I discorsi di Obama rappresentato una chiamata, come quelli di John Edwards d’altronde, all’unità, al di là delle differenze partitiche, etniche o religiose, per dare battaglia alla povertà, alla crisi economica, al terrorismo, per instaurare un’assicurazione sanitaria estesa a tutti e per difendere l’ambiente. Obama rifugge dai cliché e dai luoghi comuni del linguaggio politico, trasmette convinzione, freschezza, sentimenti e quell’ingenuità che è, a volte, bersaglio dello scherno di quanti sono convinti che il «sogno americano» sia solo un’invenzione dei creativi della pubblicità. Questo figlio d’un africano e d’una bianca del Kansas d’origine nordica che, grazie al proprio talento, ha studiato nella migliore università degli Stati Uniti, Harvard, (proprio come Michelle, sua moglie) e, dopo aver conseguito un’eccellente formazione, invece di andare a farsi ricco in un grande studio di avvocati a New York o tra gli executive d’una multinazionale, ha preferito seppellirsi per dieci anni nei quartieri più miserabili di Chicago, lavorando per gli emarginati e i senzalavoro con l’intento d’offrire loro le risorse politiche e culturali per farli uscire dalla povertà.
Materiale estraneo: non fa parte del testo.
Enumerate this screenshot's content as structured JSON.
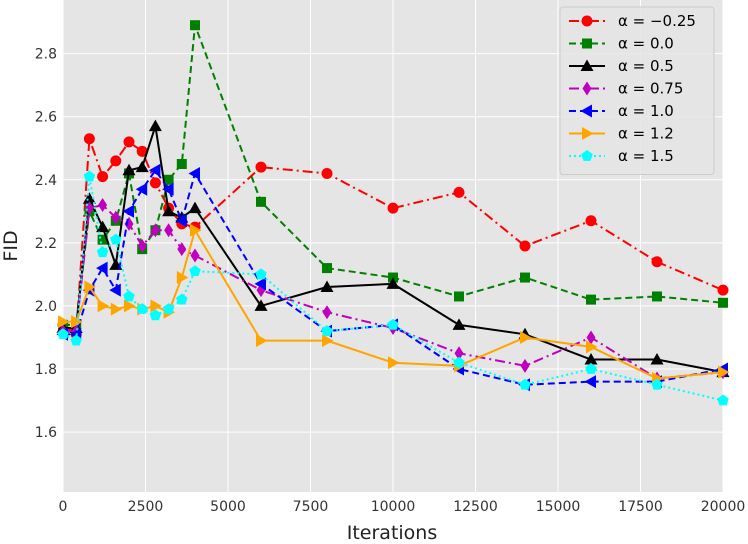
{
  "chart_data": {
    "type": "line",
    "xlabel": "Iterations",
    "ylabel": "FID",
    "xlim": [
      0,
      20000
    ],
    "ylim": [
      1.41,
      2.97
    ],
    "xticks": [
      0,
      2500,
      5000,
      7500,
      10000,
      12500,
      15000,
      17500,
      20000
    ],
    "yticks": [
      1.6,
      1.8,
      2.0,
      2.2,
      2.4,
      2.6,
      2.8
    ],
    "xtick_labels": [
      "0",
      "2500",
      "5000",
      "7500",
      "10000",
      "12500",
      "15000",
      "17500",
      "20000"
    ],
    "ytick_labels": [
      "1.6",
      "1.8",
      "2.0",
      "2.2",
      "2.4",
      "2.6",
      "2.8"
    ],
    "grid": true,
    "legend_position": "top-right",
    "series": [
      {
        "name": "α = −0.25",
        "color": "#ff0000",
        "marker": "circle",
        "linestyle": "dashdot",
        "x": [
          0,
          400,
          800,
          1200,
          1600,
          2000,
          2400,
          2800,
          3200,
          3600,
          4000,
          6000,
          8000,
          10000,
          12000,
          14000,
          16000,
          18000,
          20000
        ],
        "y": [
          1.94,
          1.91,
          2.53,
          2.41,
          2.46,
          2.52,
          2.49,
          2.39,
          2.31,
          2.26,
          2.25,
          2.44,
          2.42,
          2.31,
          2.36,
          2.19,
          2.27,
          2.14,
          2.05
        ]
      },
      {
        "name": "α = 0.0",
        "color": "#008000",
        "marker": "square",
        "linestyle": "dashed",
        "x": [
          0,
          400,
          800,
          1200,
          1600,
          2000,
          2400,
          2800,
          3200,
          3600,
          4000,
          6000,
          8000,
          10000,
          12000,
          14000,
          16000,
          18000,
          20000
        ],
        "y": [
          1.94,
          1.94,
          2.3,
          2.21,
          2.27,
          2.42,
          2.18,
          2.24,
          2.4,
          2.45,
          2.89,
          2.33,
          2.12,
          2.09,
          2.03,
          2.09,
          2.02,
          2.03,
          2.01
        ]
      },
      {
        "name": "α = 0.5",
        "color": "#000000",
        "marker": "triangle-up",
        "linestyle": "solid",
        "x": [
          0,
          400,
          800,
          1200,
          1600,
          2000,
          2400,
          2800,
          3200,
          3600,
          4000,
          6000,
          8000,
          10000,
          12000,
          14000,
          16000,
          18000,
          20000
        ],
        "y": [
          1.93,
          1.93,
          2.34,
          2.25,
          2.13,
          2.43,
          2.44,
          2.57,
          2.3,
          2.28,
          2.31,
          2.0,
          2.06,
          2.07,
          1.94,
          1.91,
          1.83,
          1.83,
          1.79
        ]
      },
      {
        "name": "α = 0.75",
        "color": "#bf00bf",
        "marker": "diamond",
        "linestyle": "dashdot",
        "x": [
          0,
          400,
          800,
          1200,
          1600,
          2000,
          2400,
          2800,
          3200,
          3600,
          4000,
          6000,
          8000,
          10000,
          12000,
          14000,
          16000,
          18000,
          20000
        ],
        "y": [
          1.92,
          1.92,
          2.31,
          2.32,
          2.28,
          2.26,
          2.19,
          2.24,
          2.24,
          2.18,
          2.16,
          2.05,
          1.98,
          1.93,
          1.85,
          1.81,
          1.9,
          1.77,
          1.79
        ]
      },
      {
        "name": "α = 1.0",
        "color": "#0000ff",
        "marker": "triangle-left",
        "linestyle": "dashed",
        "x": [
          0,
          400,
          800,
          1200,
          1600,
          2000,
          2400,
          2800,
          3200,
          3600,
          4000,
          6000,
          8000,
          10000,
          12000,
          14000,
          16000,
          18000,
          20000
        ],
        "y": [
          1.91,
          1.91,
          2.05,
          2.12,
          2.05,
          2.3,
          2.37,
          2.43,
          2.37,
          2.27,
          2.42,
          2.07,
          1.92,
          1.94,
          1.8,
          1.75,
          1.76,
          1.76,
          1.8
        ]
      },
      {
        "name": "α = 1.2",
        "color": "#ffa500",
        "marker": "triangle-right",
        "linestyle": "solid",
        "x": [
          0,
          400,
          800,
          1200,
          1600,
          2000,
          2400,
          2800,
          3200,
          3600,
          4000,
          6000,
          8000,
          10000,
          12000,
          14000,
          16000,
          18000,
          20000
        ],
        "y": [
          1.95,
          1.95,
          2.06,
          2.0,
          1.99,
          2.0,
          1.99,
          2.0,
          1.98,
          2.09,
          2.24,
          1.89,
          1.89,
          1.82,
          1.81,
          1.9,
          1.87,
          1.77,
          1.79
        ]
      },
      {
        "name": "α = 1.5",
        "color": "#00ffff",
        "marker": "pentagon",
        "linestyle": "dotted",
        "x": [
          0,
          400,
          800,
          1200,
          1600,
          2000,
          2400,
          2800,
          3200,
          3600,
          4000,
          6000,
          8000,
          10000,
          12000,
          14000,
          16000,
          18000,
          20000
        ],
        "y": [
          1.91,
          1.89,
          2.41,
          2.17,
          2.21,
          2.03,
          1.99,
          1.97,
          1.99,
          2.02,
          2.11,
          2.1,
          1.92,
          1.94,
          1.82,
          1.75,
          1.8,
          1.75,
          1.7
        ]
      }
    ]
  }
}
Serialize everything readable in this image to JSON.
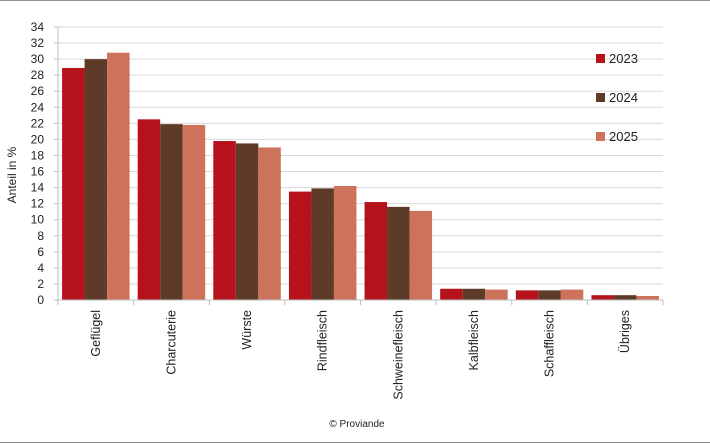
{
  "chart_data": {
    "type": "bar",
    "ylabel": "Anteil in %",
    "ylim": [
      0,
      34
    ],
    "yticks": [
      0,
      2,
      4,
      6,
      8,
      10,
      12,
      14,
      16,
      18,
      20,
      22,
      24,
      26,
      28,
      30,
      32,
      34
    ],
    "grid": true,
    "legend_position": "right",
    "categories": [
      "Geflügel",
      "Charcuterie",
      "Würste",
      "Rindfleisch",
      "Schweinefleisch",
      "Kalbfleisch",
      "Schaffleisch",
      "Übriges"
    ],
    "series": [
      {
        "name": "2023",
        "color": "#b5121b",
        "values": [
          28.9,
          22.5,
          19.8,
          13.5,
          12.2,
          1.4,
          1.2,
          0.6
        ]
      },
      {
        "name": "2024",
        "color": "#5e3a28",
        "values": [
          30.0,
          21.9,
          19.5,
          13.9,
          11.6,
          1.4,
          1.2,
          0.6
        ]
      },
      {
        "name": "2025",
        "color": "#cd735c",
        "values": [
          30.8,
          21.8,
          19.0,
          14.2,
          11.1,
          1.3,
          1.3,
          0.5
        ]
      }
    ]
  },
  "credit": "© Proviande"
}
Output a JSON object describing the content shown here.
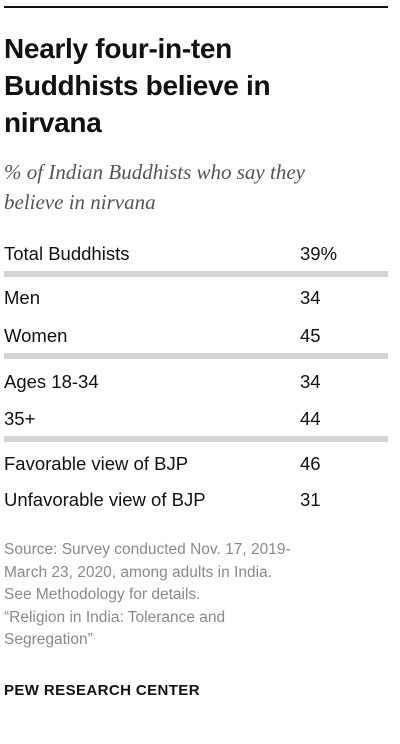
{
  "title_lines": [
    "Nearly four-in-ten",
    "Buddhists believe in",
    "nirvana"
  ],
  "subtitle_lines": [
    "% of Indian Buddhists who say they",
    "believe in nirvana"
  ],
  "chart_data": {
    "type": "table",
    "title": "Nearly four-in-ten Buddhists believe in nirvana",
    "subtitle": "% of Indian Buddhists who say they believe in nirvana",
    "groups": [
      {
        "rows": [
          {
            "label": "Total Buddhists",
            "value": 39,
            "display": "39%"
          }
        ]
      },
      {
        "rows": [
          {
            "label": "Men",
            "value": 34,
            "display": "34"
          },
          {
            "label": "Women",
            "value": 45,
            "display": "45"
          }
        ]
      },
      {
        "rows": [
          {
            "label": "Ages 18-34",
            "value": 34,
            "display": "34"
          },
          {
            "label": "35+",
            "value": 44,
            "display": "44"
          }
        ]
      },
      {
        "rows": [
          {
            "label": "Favorable view of BJP",
            "value": 46,
            "display": "46"
          },
          {
            "label": "Unfavorable view of BJP",
            "value": 31,
            "display": "31"
          }
        ]
      }
    ]
  },
  "source_lines": [
    "Source: Survey conducted Nov. 17, 2019-",
    "March 23, 2020, among adults in India.",
    "See Methodology for details.",
    "“Religion in India: Tolerance and",
    "Segregation”"
  ],
  "credit": "PEW RESEARCH CENTER"
}
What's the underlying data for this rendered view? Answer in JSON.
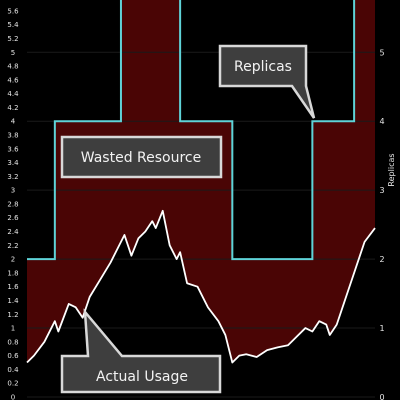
{
  "chart_data": {
    "type": "area",
    "x_range": [
      0,
      100
    ],
    "y_left_range": [
      0,
      5.7
    ],
    "y_left_ticks": [
      "0",
      "0.2",
      "0.4",
      "0.6",
      "0.8",
      "1",
      "1.2",
      "1.4",
      "1.6",
      "1.8",
      "2",
      "2.2",
      "2.4",
      "2.6",
      "2.8",
      "3",
      "3.2",
      "3.4",
      "3.6",
      "3.8",
      "4",
      "4.2",
      "4.4",
      "4.6",
      "4.8",
      "5",
      "5.2",
      "5.4",
      "5.6"
    ],
    "y_left_tick_values": [
      0,
      0.2,
      0.4,
      0.6,
      0.8,
      1,
      1.2,
      1.4,
      1.6,
      1.8,
      2,
      2.2,
      2.4,
      2.6,
      2.8,
      3,
      3.2,
      3.4,
      3.6,
      3.8,
      4,
      4.2,
      4.4,
      4.6,
      4.8,
      5,
      5.2,
      5.4,
      5.6
    ],
    "y_right_range": [
      0,
      5.7
    ],
    "y_right_ticks": [
      "0",
      "1",
      "2",
      "3",
      "4",
      "5"
    ],
    "y_right_tick_values": [
      0,
      1,
      2,
      3,
      4,
      5
    ],
    "y_right_label": "Replicas",
    "series": [
      {
        "name": "Replicas",
        "color": "#5fd3d8",
        "points": [
          [
            0,
            2
          ],
          [
            8,
            2
          ],
          [
            8,
            4
          ],
          [
            27,
            4
          ],
          [
            27,
            6
          ],
          [
            44,
            6
          ],
          [
            44,
            4
          ],
          [
            59,
            4
          ],
          [
            59,
            2
          ],
          [
            82,
            2
          ],
          [
            82,
            4
          ],
          [
            94,
            4
          ],
          [
            94,
            6
          ],
          [
            100,
            6
          ]
        ]
      },
      {
        "name": "Actual Usage",
        "color": "#ffffff",
        "points": [
          [
            0,
            0.5
          ],
          [
            2,
            0.6
          ],
          [
            5,
            0.8
          ],
          [
            8,
            1.1
          ],
          [
            9,
            0.95
          ],
          [
            12,
            1.35
          ],
          [
            14,
            1.3
          ],
          [
            16,
            1.15
          ],
          [
            18,
            1.45
          ],
          [
            21,
            1.7
          ],
          [
            24,
            1.95
          ],
          [
            26,
            2.15
          ],
          [
            28,
            2.35
          ],
          [
            30,
            2.05
          ],
          [
            32,
            2.3
          ],
          [
            34,
            2.4
          ],
          [
            36,
            2.55
          ],
          [
            37,
            2.45
          ],
          [
            39,
            2.7
          ],
          [
            41,
            2.2
          ],
          [
            43,
            2.0
          ],
          [
            44,
            2.1
          ],
          [
            46,
            1.65
          ],
          [
            49,
            1.6
          ],
          [
            52,
            1.3
          ],
          [
            55,
            1.1
          ],
          [
            57,
            0.9
          ],
          [
            59,
            0.5
          ],
          [
            61,
            0.6
          ],
          [
            63,
            0.62
          ],
          [
            66,
            0.58
          ],
          [
            69,
            0.68
          ],
          [
            72,
            0.72
          ],
          [
            75,
            0.75
          ],
          [
            77,
            0.85
          ],
          [
            80,
            1.0
          ],
          [
            82,
            0.95
          ],
          [
            84,
            1.1
          ],
          [
            86,
            1.05
          ],
          [
            87,
            0.9
          ],
          [
            89,
            1.05
          ],
          [
            91,
            1.35
          ],
          [
            93,
            1.65
          ],
          [
            95,
            1.95
          ],
          [
            97,
            2.25
          ],
          [
            100,
            2.45
          ]
        ]
      }
    ],
    "fill": {
      "name": "Wasted Resource",
      "color": "#4a0505"
    }
  },
  "callouts": {
    "replicas": "Replicas",
    "wasted": "Wasted Resource",
    "usage": "Actual Usage"
  }
}
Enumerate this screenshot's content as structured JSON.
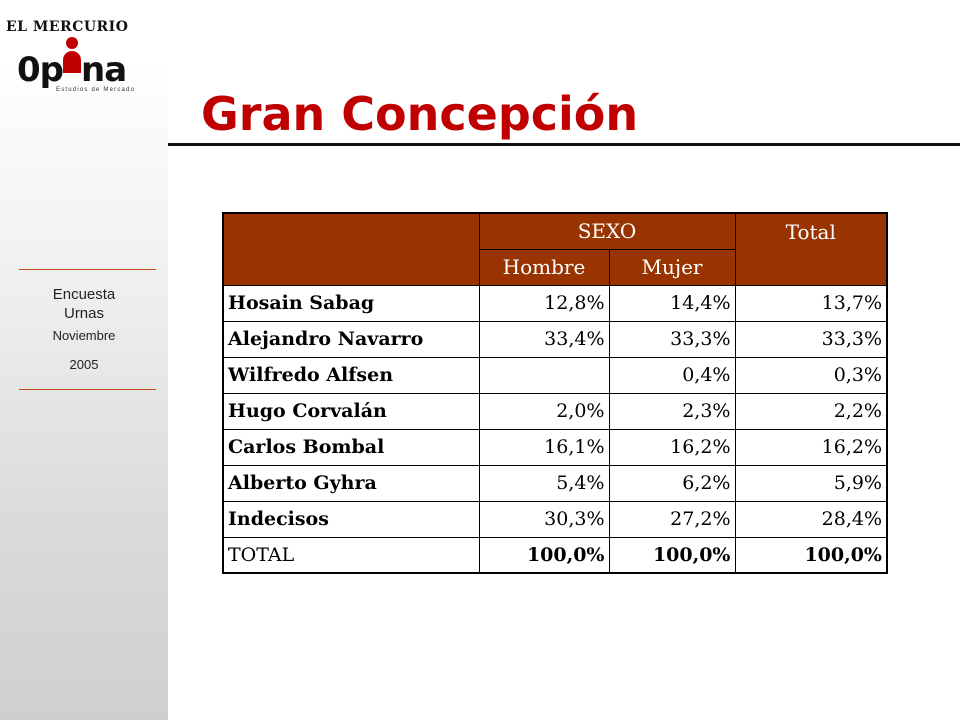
{
  "brand": {
    "newspaper": "EL MERCURIO",
    "logo_text_start": "0p",
    "logo_text_end": "na",
    "logo_tagline": "Estudios de Mercado"
  },
  "sidebar": {
    "line1": "Encuesta",
    "line2": "Urnas",
    "line3": "Noviembre",
    "line4": "2005"
  },
  "slide": {
    "title": "Gran Concepción"
  },
  "table": {
    "group_header": "SEXO",
    "total_header": "Total",
    "col_hombre": "Hombre",
    "col_mujer": "Mujer",
    "rows": [
      {
        "name": "Hosain Sabag",
        "hombre": "12,8%",
        "mujer": "14,4%",
        "total": "13,7%"
      },
      {
        "name": "Alejandro Navarro",
        "hombre": "33,4%",
        "mujer": "33,3%",
        "total": "33,3%"
      },
      {
        "name": "Wilfredo Alfsen",
        "hombre": "",
        "mujer": "0,4%",
        "total": "0,3%"
      },
      {
        "name": "Hugo Corvalán",
        "hombre": "2,0%",
        "mujer": "2,3%",
        "total": "2,2%"
      },
      {
        "name": "Carlos Bombal",
        "hombre": "16,1%",
        "mujer": "16,2%",
        "total": "16,2%"
      },
      {
        "name": "Alberto Gyhra",
        "hombre": "5,4%",
        "mujer": "6,2%",
        "total": "5,9%"
      },
      {
        "name": "Indecisos",
        "hombre": "30,3%",
        "mujer": "27,2%",
        "total": "28,4%"
      },
      {
        "name": "TOTAL",
        "hombre": "100,0%",
        "mujer": "100,0%",
        "total": "100,0%"
      }
    ]
  },
  "colors": {
    "title": "#c00000",
    "header_bg": "#993300",
    "rule": "#c24a1e"
  }
}
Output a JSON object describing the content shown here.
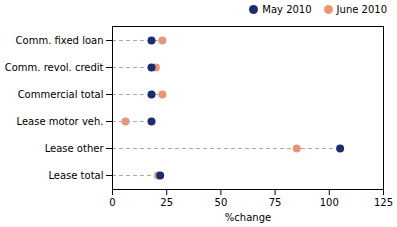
{
  "chart_data": {
    "type": "dot",
    "xlabel": "%change",
    "categories": [
      "Comm. fixed loan",
      "Comm. revol. credit",
      "Commercial total",
      "Lease motor veh.",
      "Lease other",
      "Lease total"
    ],
    "series": [
      {
        "name": "May 2010",
        "color": "#1a2e6e",
        "values": [
          18,
          18,
          18,
          18,
          105,
          22
        ]
      },
      {
        "name": "June 2010",
        "color": "#e8967a",
        "values": [
          23,
          20,
          23,
          6,
          85,
          21
        ]
      }
    ],
    "xlim": [
      0,
      125
    ],
    "xticks": [
      0,
      25,
      50,
      75,
      100,
      125
    ],
    "grid": false,
    "legend": "upper right",
    "line_style": "dashed"
  }
}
Barack Obama è il primo dirigente di colore degli Usa che ha toccato, contemporaneamente, il cuore dei bianchi, dei neri e degli ispanici con un linguaggio che non si richiama mai alla propria condizione razziale. Nelle sue interviste brillano per la loro assenza sia il vittimismo, sia il razzismo ed è costante il richiamo a superare le barriere artificiali alzate dalle ideologie, dal razzialismo (da non confondere con il razzismo benché sia da esso contaminato) dal femminismo e dall’ecologismo, appoggiandosi ai valori superiori di libertà, giustizia, legalità e opportunità, educazione e sicurezza per tutti, senza eccezioni. Si tratta, indubbiamente, di idee semplici, generali, ma che hanno fatto vibrare milioni di nordamericani, ricordando loro, di colpo, che la politica può essere qualcosa di più generoso e di più sincero rispetto alla versione che di essa danno i politici di professione.
John Edwards sarebbe un ottimo presidente ne resto convinto, però Obama trasmette qualcosa più: la mistica sensazione di poter migliorare il mondo. Per uno statista questo è tutto. Io sto con lui.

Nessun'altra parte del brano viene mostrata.